Alex Ross’s affidavit said that he “was in disbelief” when he was told his unit was being ordered to participate in the parade and that he “felt like Engine 5 was in the parade as entertainment for the crowds.” Ross said that when the engine passed the protesters, “They began to lecture us on how we were bad people for supporting this [parade]. This really struck deep because I am a Christian. I felt this was not fair because I do not live an alternative lifestyle. I was ordered by my department to be in this parade against my own wishes and beliefs.”

The firefighters’ case ended up in the hands of local attorney Charles S. LiMandri, West Coast director of the Thomas More Law Center. LiMandri’s office referred Zenger’s to Brian Rooney, executive director of the Thomas More Law Center, based in Ann Arbor, Michigan. Rooney described the organization as “a Christian nonprofit public-interest law firm” whose mission “essentially has three tenets: life, which involves conception to natural death; religious freedom for Christians; and time-honored family values.” Rooney said his group passed its first legal hurdle — getting a right-to-sue letter from the city — on August 17 and expected to have the suit filed within the week.
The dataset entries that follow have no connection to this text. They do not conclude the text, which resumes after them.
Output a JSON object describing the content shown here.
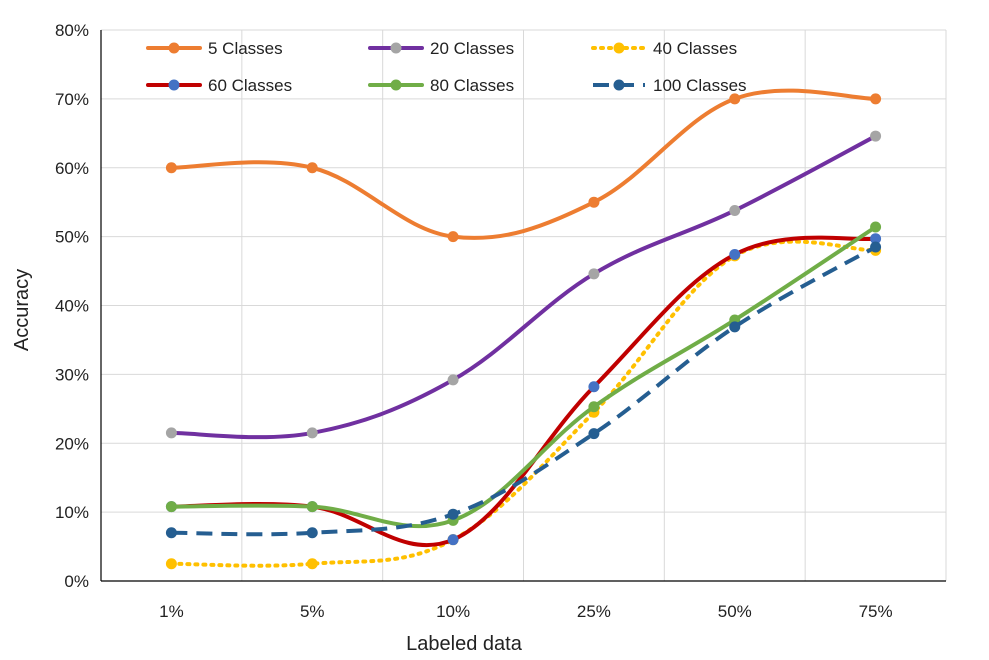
{
  "chart_data": {
    "type": "line",
    "title": "",
    "xlabel": "Labeled data",
    "ylabel": "Accuracy",
    "categories": [
      "1%",
      "5%",
      "10%",
      "25%",
      "50%",
      "75%"
    ],
    "ylim": [
      0,
      80
    ],
    "yticks": [
      0,
      10,
      20,
      30,
      40,
      50,
      60,
      70,
      80
    ],
    "ytick_labels": [
      "0%",
      "10%",
      "20%",
      "30%",
      "40%",
      "50%",
      "60%",
      "70%",
      "80%"
    ],
    "grid": true,
    "legend_position": "top",
    "series": [
      {
        "name": "5 Classes",
        "color": "#ED7D31",
        "marker": "#ED7D31",
        "dash": "solid",
        "values": [
          60,
          60,
          50,
          55,
          70,
          70
        ]
      },
      {
        "name": "20 Classes",
        "color": "#7030A0",
        "marker": "#A5A5A5",
        "dash": "solid",
        "values": [
          21.5,
          21.5,
          29.2,
          44.6,
          53.8,
          64.6
        ]
      },
      {
        "name": "40 Classes",
        "color": "#FFC000",
        "marker": "#FFC000",
        "dash": "dotted",
        "values": [
          2.5,
          2.5,
          6.0,
          24.5,
          47.2,
          48.0
        ]
      },
      {
        "name": "60 Classes",
        "color": "#C00000",
        "marker": "#4472C4",
        "dash": "solid",
        "values": [
          10.8,
          10.8,
          6.0,
          28.2,
          47.4,
          49.7
        ]
      },
      {
        "name": "80 Classes",
        "color": "#70AD47",
        "marker": "#70AD47",
        "dash": "solid",
        "values": [
          10.8,
          10.8,
          8.8,
          25.3,
          37.9,
          51.4
        ]
      },
      {
        "name": "100 Classes",
        "color": "#255E91",
        "marker": "#255E91",
        "dash": "dashed",
        "values": [
          7.0,
          7.0,
          9.7,
          21.4,
          36.9,
          48.5
        ]
      }
    ]
  }
}
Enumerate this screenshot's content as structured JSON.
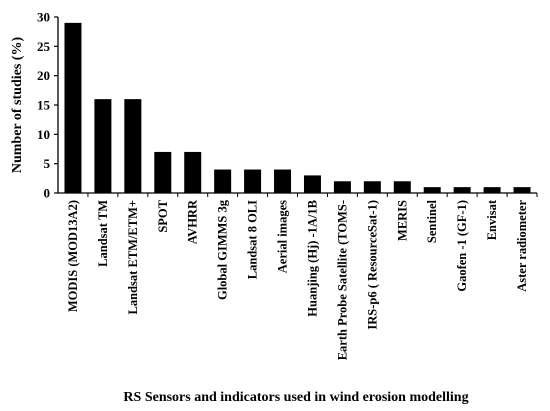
{
  "chart_data": {
    "type": "bar",
    "title": "",
    "xlabel": "RS Sensors and indicators used in wind erosion modelling",
    "ylabel": "Number of studies (%)",
    "ylim": [
      0,
      30
    ],
    "yticks": [
      0,
      5,
      10,
      15,
      20,
      25,
      30
    ],
    "grid": false,
    "bar_color": "#000000",
    "categories": [
      "MODIS (MOD13A2)",
      "Landsat  TM",
      "Landsat ETM/ETM+",
      "SPOT",
      "AVHRR",
      "Global GIMMS 3g",
      "Landsat 8 OLI",
      "Aerial images",
      "Huanjing (Hj) -1A/1B",
      "Earth Probe Satellite (TOMS-",
      "IRS-p6 ( ResourceSat-1)",
      "MERIS",
      "Sentinel",
      "Gaofen -1 (GF-1)",
      "Envisat",
      "Aster radiometer"
    ],
    "values": [
      29,
      16,
      16,
      7,
      7,
      4,
      4,
      4,
      3,
      2,
      2,
      2,
      1,
      1,
      1,
      1
    ]
  }
}
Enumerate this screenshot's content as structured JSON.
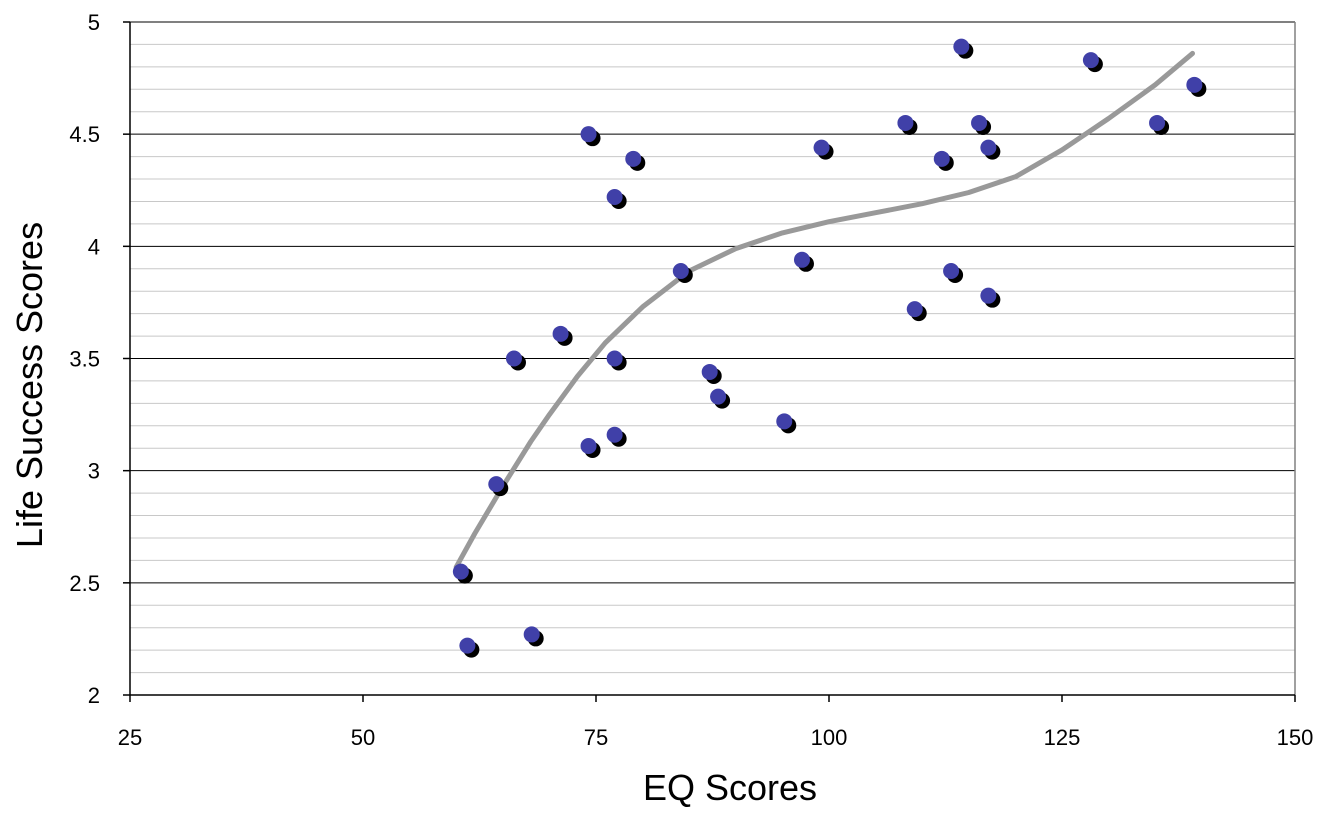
{
  "chart_data": {
    "type": "scatter",
    "title": "",
    "xlabel": "EQ Scores",
    "ylabel": "Life Success Scores",
    "xlim": [
      25,
      150
    ],
    "ylim": [
      2,
      5
    ],
    "x_ticks": [
      "25",
      "50",
      "75",
      "100",
      "125",
      "150"
    ],
    "y_ticks": [
      "2",
      "2.5",
      "3",
      "3.5",
      "4",
      "4.5",
      "5"
    ],
    "grid": true,
    "legend": "none",
    "colors": {
      "point": "#4040a8",
      "point_shadow": "#000000",
      "trendline": "#999999",
      "major_grid": "#000000",
      "minor_grid": "#c8c8c8",
      "plot_border": "#808080"
    },
    "points": [
      {
        "x": 60.5,
        "y": 2.55
      },
      {
        "x": 61.2,
        "y": 2.22
      },
      {
        "x": 64.3,
        "y": 2.94
      },
      {
        "x": 66.2,
        "y": 3.5
      },
      {
        "x": 68.1,
        "y": 2.27
      },
      {
        "x": 71.2,
        "y": 3.61
      },
      {
        "x": 74.2,
        "y": 4.5
      },
      {
        "x": 74.2,
        "y": 3.11
      },
      {
        "x": 77.0,
        "y": 4.22
      },
      {
        "x": 77.0,
        "y": 3.5
      },
      {
        "x": 77.0,
        "y": 3.16
      },
      {
        "x": 79.0,
        "y": 4.39
      },
      {
        "x": 84.1,
        "y": 3.89
      },
      {
        "x": 87.2,
        "y": 3.44
      },
      {
        "x": 88.1,
        "y": 3.33
      },
      {
        "x": 95.2,
        "y": 3.22
      },
      {
        "x": 97.1,
        "y": 3.94
      },
      {
        "x": 99.2,
        "y": 4.44
      },
      {
        "x": 108.2,
        "y": 4.55
      },
      {
        "x": 109.2,
        "y": 3.72
      },
      {
        "x": 112.1,
        "y": 4.39
      },
      {
        "x": 113.1,
        "y": 3.89
      },
      {
        "x": 114.2,
        "y": 4.89
      },
      {
        "x": 116.1,
        "y": 4.55
      },
      {
        "x": 117.1,
        "y": 4.44
      },
      {
        "x": 117.1,
        "y": 3.78
      },
      {
        "x": 128.1,
        "y": 4.83
      },
      {
        "x": 135.2,
        "y": 4.55
      },
      {
        "x": 139.2,
        "y": 4.72
      }
    ],
    "trendline": {
      "type": "polynomial",
      "x": [
        60,
        62,
        65,
        68,
        70,
        73,
        76,
        80,
        85,
        90,
        95,
        100,
        105,
        110,
        115,
        120,
        125,
        130,
        135,
        139
      ],
      "y": [
        2.57,
        2.72,
        2.93,
        3.13,
        3.25,
        3.42,
        3.57,
        3.73,
        3.89,
        3.99,
        4.06,
        4.11,
        4.15,
        4.19,
        4.24,
        4.31,
        4.43,
        4.57,
        4.72,
        4.86
      ]
    }
  }
}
“The main basis for the suit,” Rooney explained, “is that these firefighters were sexually harassed for three hours.” Rooney conceded that what happened to them doesn’t fit the usual definition of sexual harassment, since they didn’t allege that co-workers or supervisors were actually harassing them, but he said that San Diego’s sexual harassment policy has a much more expansive definition that forbids “putting employees in a sexually harassing framework.” Rooney said the suit will also claim that the city violated the firefighters’ First Amendment right to free speech because “these men were made to speak in a forum contrary to their beliefs.”

Maurice Luque, public information officer for the San Diego Fire Department, confirmed that the firefighters were indeed ordered to participate in the Pride Parade whether they wanted to or not — and said that’s standard department policy. “The bottom line is it’s part of a firefighter’s job to participate in community events,” Luque told Zenger’s. “It’s part of what they sign on to do when they join the department.”
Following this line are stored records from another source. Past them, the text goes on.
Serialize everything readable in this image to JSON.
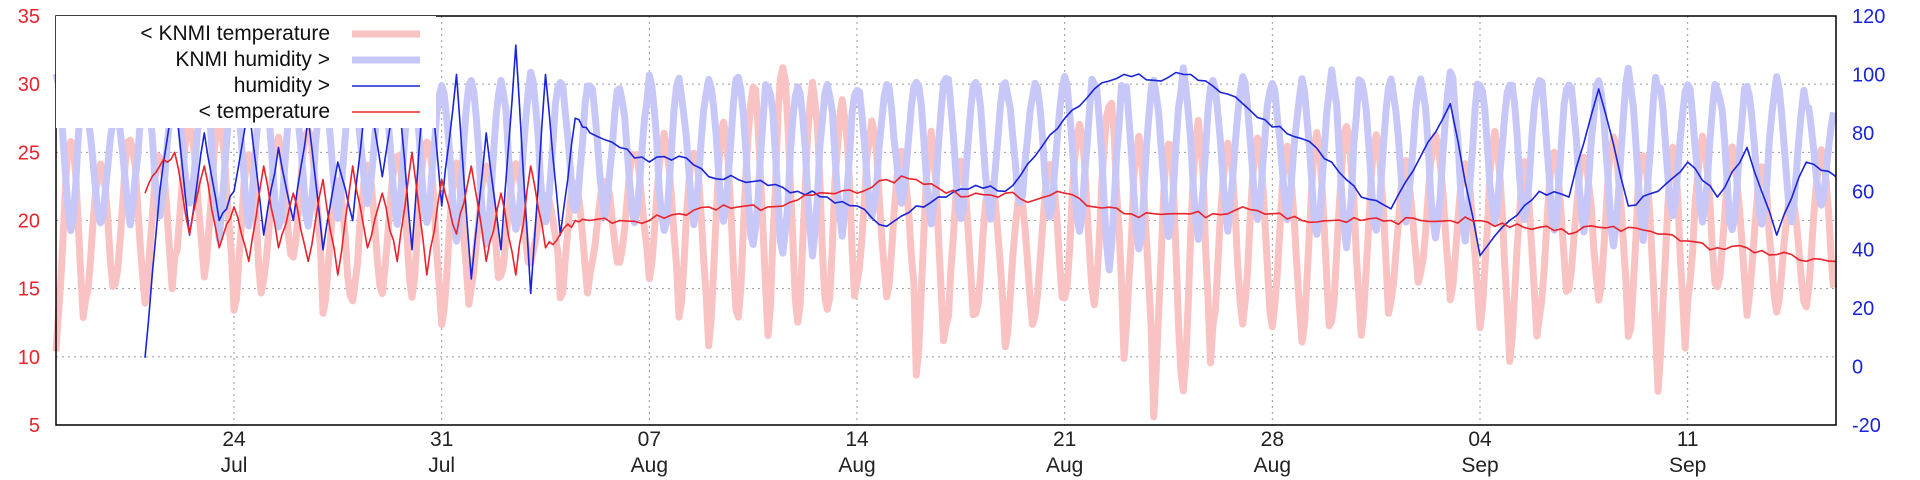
{
  "chart_data": {
    "type": "line",
    "grid": true,
    "legend_position": "top-left",
    "x_range": [
      "2025-07-18",
      "2025-09-16"
    ],
    "y_left": {
      "range": [
        5,
        35
      ],
      "ticks": [
        5,
        10,
        15,
        20,
        25,
        30,
        35
      ],
      "color": "#e8242c"
    },
    "y_right": {
      "range": [
        -20,
        120
      ],
      "ticks": [
        -20,
        0,
        20,
        40,
        60,
        80,
        100,
        120
      ],
      "color": "#1a24d8"
    },
    "x_ticks": [
      {
        "date": "2025-07-24",
        "day": "24",
        "month": "Jul"
      },
      {
        "date": "2025-07-31",
        "day": "31",
        "month": "Jul"
      },
      {
        "date": "2025-08-07",
        "day": "07",
        "month": "Aug"
      },
      {
        "date": "2025-08-14",
        "day": "14",
        "month": "Aug"
      },
      {
        "date": "2025-08-21",
        "day": "21",
        "month": "Aug"
      },
      {
        "date": "2025-08-28",
        "day": "28",
        "month": "Aug"
      },
      {
        "date": "2025-09-04",
        "day": "04",
        "month": "Sep"
      },
      {
        "date": "2025-09-11",
        "day": "11",
        "month": "Sep"
      }
    ],
    "series": [
      {
        "name": "< KNMI temperature",
        "axis": "left",
        "color": "#f9c3c3",
        "width": 7,
        "x": [
          "2025-07-18",
          "2025-07-19",
          "2025-07-20",
          "2025-07-21",
          "2025-07-22",
          "2025-07-23",
          "2025-07-24",
          "2025-07-25",
          "2025-07-26",
          "2025-07-27",
          "2025-07-28",
          "2025-07-29",
          "2025-07-30",
          "2025-07-31",
          "2025-08-01",
          "2025-08-02",
          "2025-08-03",
          "2025-08-04",
          "2025-08-05",
          "2025-08-06",
          "2025-08-07",
          "2025-08-08",
          "2025-08-09",
          "2025-08-10",
          "2025-08-11",
          "2025-08-12",
          "2025-08-13",
          "2025-08-14",
          "2025-08-15",
          "2025-08-16",
          "2025-08-17",
          "2025-08-18",
          "2025-08-19",
          "2025-08-20",
          "2025-08-21",
          "2025-08-22",
          "2025-08-23",
          "2025-08-24",
          "2025-08-25",
          "2025-08-26",
          "2025-08-27",
          "2025-08-28",
          "2025-08-29",
          "2025-08-30",
          "2025-08-31",
          "2025-09-01",
          "2025-09-02",
          "2025-09-03",
          "2025-09-04",
          "2025-09-05",
          "2025-09-06",
          "2025-09-07",
          "2025-09-08",
          "2025-09-09",
          "2025-09-10",
          "2025-09-11",
          "2025-09-12",
          "2025-09-13",
          "2025-09-14",
          "2025-09-15"
        ],
        "min": [
          11,
          14,
          15,
          14,
          17,
          16,
          13,
          16,
          17,
          13,
          14,
          15,
          14,
          12,
          15,
          16,
          17,
          14,
          16,
          17,
          16,
          13,
          11,
          13,
          12,
          12,
          13,
          15,
          14,
          9,
          12,
          13,
          11,
          13,
          14,
          14,
          10,
          6,
          7,
          12,
          12,
          12,
          11,
          13,
          12,
          14,
          16,
          14,
          12,
          10,
          13,
          15,
          14,
          11,
          8,
          14,
          15,
          13,
          13,
          14
        ],
        "max": [
          26,
          24,
          26,
          25,
          27,
          27,
          25,
          26,
          27,
          23,
          24,
          25,
          26,
          24,
          24,
          24,
          22,
          23,
          23,
          25,
          26,
          25,
          27,
          30,
          31,
          30,
          29,
          27,
          25,
          26,
          24,
          23,
          22,
          24,
          27,
          29,
          26,
          26,
          27,
          26,
          26,
          25,
          26,
          27,
          26,
          24,
          26,
          24,
          26,
          24,
          25,
          25,
          26,
          25,
          25,
          26,
          25,
          24,
          22,
          25
        ]
      },
      {
        "name": "KNMI humidity >",
        "axis": "right",
        "color": "#c8c8f8",
        "width": 7,
        "x": [
          "2025-07-18",
          "2025-07-19",
          "2025-07-20",
          "2025-07-21",
          "2025-07-22",
          "2025-07-23",
          "2025-07-24",
          "2025-07-25",
          "2025-07-26",
          "2025-07-27",
          "2025-07-28",
          "2025-07-29",
          "2025-07-30",
          "2025-07-31",
          "2025-08-01",
          "2025-08-02",
          "2025-08-03",
          "2025-08-04",
          "2025-08-05",
          "2025-08-06",
          "2025-08-07",
          "2025-08-08",
          "2025-08-09",
          "2025-08-10",
          "2025-08-11",
          "2025-08-12",
          "2025-08-13",
          "2025-08-14",
          "2025-08-15",
          "2025-08-16",
          "2025-08-17",
          "2025-08-18",
          "2025-08-19",
          "2025-08-20",
          "2025-08-21",
          "2025-08-22",
          "2025-08-23",
          "2025-08-24",
          "2025-08-25",
          "2025-08-26",
          "2025-08-27",
          "2025-08-28",
          "2025-08-29",
          "2025-08-30",
          "2025-08-31",
          "2025-09-01",
          "2025-09-02",
          "2025-09-03",
          "2025-09-04",
          "2025-09-05",
          "2025-09-06",
          "2025-09-07",
          "2025-09-08",
          "2025-09-09",
          "2025-09-10",
          "2025-09-11",
          "2025-09-12",
          "2025-09-13",
          "2025-09-14",
          "2025-09-15"
        ],
        "min": [
          45,
          48,
          50,
          52,
          55,
          45,
          50,
          46,
          48,
          52,
          55,
          50,
          48,
          45,
          42,
          45,
          48,
          52,
          50,
          48,
          45,
          50,
          48,
          40,
          38,
          40,
          45,
          50,
          55,
          48,
          50,
          52,
          55,
          50,
          45,
          35,
          40,
          45,
          42,
          48,
          50,
          52,
          45,
          40,
          45,
          50,
          42,
          45,
          48,
          50,
          45,
          48,
          42,
          45,
          50,
          48,
          45,
          48,
          50,
          55
        ],
        "max": [
          100,
          85,
          90,
          95,
          95,
          100,
          98,
          97,
          95,
          98,
          96,
          98,
          97,
          98,
          96,
          97,
          100,
          98,
          97,
          95,
          98,
          97,
          100,
          98,
          97,
          98,
          96,
          95,
          97,
          98,
          100,
          97,
          96,
          98,
          100,
          98,
          97,
          98,
          100,
          97,
          98,
          96,
          97,
          100,
          98,
          97,
          98,
          100,
          97,
          98,
          100,
          97,
          98,
          100,
          97,
          98,
          96,
          97,
          98,
          90
        ]
      },
      {
        "name": "humidity >",
        "axis": "right",
        "color": "#1a24d8",
        "width": 1.6,
        "x": [
          "2025-07-21T00",
          "2025-07-21T12",
          "2025-07-22",
          "2025-07-22T12",
          "2025-07-23",
          "2025-07-23T12",
          "2025-07-24",
          "2025-07-24T12",
          "2025-07-25",
          "2025-07-25T12",
          "2025-07-26",
          "2025-07-26T12",
          "2025-07-27",
          "2025-07-27T12",
          "2025-07-28",
          "2025-07-28T12",
          "2025-07-29",
          "2025-07-29T12",
          "2025-07-30",
          "2025-07-30T12",
          "2025-07-31",
          "2025-07-31T12",
          "2025-08-01",
          "2025-08-01T12",
          "2025-08-02",
          "2025-08-02T12",
          "2025-08-03",
          "2025-08-03T12",
          "2025-08-04",
          "2025-08-04T12",
          "2025-08-05",
          "2025-08-06",
          "2025-08-07",
          "2025-08-08",
          "2025-08-09",
          "2025-08-10",
          "2025-08-11",
          "2025-08-12",
          "2025-08-13",
          "2025-08-14",
          "2025-08-15",
          "2025-08-16",
          "2025-08-17",
          "2025-08-18",
          "2025-08-19",
          "2025-08-20",
          "2025-08-21",
          "2025-08-22",
          "2025-08-23",
          "2025-08-24",
          "2025-08-25",
          "2025-08-26",
          "2025-08-27",
          "2025-08-28",
          "2025-08-29",
          "2025-08-30",
          "2025-08-31",
          "2025-09-01",
          "2025-09-02",
          "2025-09-03",
          "2025-09-04",
          "2025-09-05",
          "2025-09-06",
          "2025-09-07",
          "2025-09-08",
          "2025-09-09",
          "2025-09-10",
          "2025-09-11",
          "2025-09-12",
          "2025-09-13",
          "2025-09-14",
          "2025-09-15",
          "2025-09-16"
        ],
        "values": [
          3,
          60,
          95,
          45,
          80,
          50,
          60,
          90,
          45,
          75,
          50,
          85,
          40,
          70,
          50,
          98,
          65,
          100,
          40,
          110,
          55,
          100,
          30,
          80,
          40,
          110,
          25,
          100,
          45,
          85,
          80,
          75,
          70,
          72,
          65,
          64,
          62,
          60,
          58,
          55,
          48,
          55,
          58,
          62,
          60,
          72,
          85,
          95,
          100,
          98,
          100,
          96,
          90,
          82,
          78,
          70,
          58,
          54,
          72,
          90,
          38,
          50,
          60,
          58,
          95,
          55,
          60,
          70,
          58,
          75,
          45,
          70,
          65
        ]
      },
      {
        "name": "< temperature",
        "axis": "left",
        "color": "#e8242c",
        "width": 1.6,
        "x": [
          "2025-07-21T00",
          "2025-07-21T12",
          "2025-07-22",
          "2025-07-22T12",
          "2025-07-23",
          "2025-07-23T12",
          "2025-07-24",
          "2025-07-24T12",
          "2025-07-25",
          "2025-07-25T12",
          "2025-07-26",
          "2025-07-26T12",
          "2025-07-27",
          "2025-07-27T12",
          "2025-07-28",
          "2025-07-28T12",
          "2025-07-29",
          "2025-07-29T12",
          "2025-07-30",
          "2025-07-30T12",
          "2025-07-31",
          "2025-07-31T12",
          "2025-08-01",
          "2025-08-01T12",
          "2025-08-02",
          "2025-08-02T12",
          "2025-08-03",
          "2025-08-03T12",
          "2025-08-04",
          "2025-08-04T12",
          "2025-08-05",
          "2025-08-06",
          "2025-08-07",
          "2025-08-08",
          "2025-08-09",
          "2025-08-10",
          "2025-08-11",
          "2025-08-12",
          "2025-08-13",
          "2025-08-14",
          "2025-08-15",
          "2025-08-16",
          "2025-08-17",
          "2025-08-18",
          "2025-08-19",
          "2025-08-20",
          "2025-08-21",
          "2025-08-22",
          "2025-08-23",
          "2025-08-24",
          "2025-08-25",
          "2025-08-26",
          "2025-08-27",
          "2025-08-28",
          "2025-08-29",
          "2025-08-30",
          "2025-08-31",
          "2025-09-01",
          "2025-09-02",
          "2025-09-03",
          "2025-09-04",
          "2025-09-05",
          "2025-09-06",
          "2025-09-07",
          "2025-09-08",
          "2025-09-09",
          "2025-09-10",
          "2025-09-11",
          "2025-09-12",
          "2025-09-13",
          "2025-09-14",
          "2025-09-15",
          "2025-09-16"
        ],
        "values": [
          22,
          24,
          25,
          19,
          24,
          18,
          21,
          17,
          24,
          18,
          22,
          17,
          23,
          16,
          24,
          18,
          22,
          17,
          25,
          16,
          23,
          19,
          24,
          17,
          22,
          16,
          24,
          18,
          19,
          20,
          20,
          20,
          20,
          20.5,
          21,
          21,
          21,
          21.5,
          22,
          22,
          23,
          23,
          22,
          22,
          22,
          21.5,
          22,
          21,
          20.5,
          20.5,
          20.5,
          20.5,
          21,
          20.5,
          20,
          20,
          20,
          20,
          20,
          20,
          20,
          19.5,
          19.5,
          19,
          19.5,
          19.5,
          19,
          18.5,
          18,
          18,
          17.5,
          17,
          17
        ]
      }
    ]
  }
}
Luque also said that if the fire department picked and chose between requests from the community for firefighters to participate in parades and other public events, that in itself would be discrimination and would violate California law. “We can’t discriminate,” he stated. “There are laws against that. We treat all communities the same. Those are our customers, our taxpayers. They invite us to these events, and we have a responsibility and an obligation to be there when we can.”

According to Luque, if a certain team from the department volunteers to participate in a particular event, “the engine company in the district doesn’t have to” — but if there are no volunteers, the company at the fire station in the community where the event takes place can be ordered to do so. The only other reason the fire department wouldn’t be in a community event they were invited to would be, he said, if an “emergency situation” arose and the personnel and equipment were needed for firefighting.

Asked about accusations that Rooney’s organization and the firefighters themselves were exploiting this situation to attack the Queer community in general and recently appointed fire chief Tracy Jarman, an open Lesbian, in particular, Rooney said, “This argument is like blaming rape victims for what they wear. These men’s responsibility is to serve the community, not to advance a political agenda. Those making this argument have their own agenda and are being a little bit paranoid.”

Rooney said that, in addition to financial damages, the lawsuit is seeking a change in city policy to ensure “that no one will ever be forced to participate in this event against their conscience.” He said the city had offered to change its policy, but Rooney felt the proposal didn’t go far enough; “What they’re saying now doesn’t address the situation these firefighters were in, where you have a volunteer ladder and when it pulled out, these men were ordered to go. That’s the situation we want to avoid in the future.”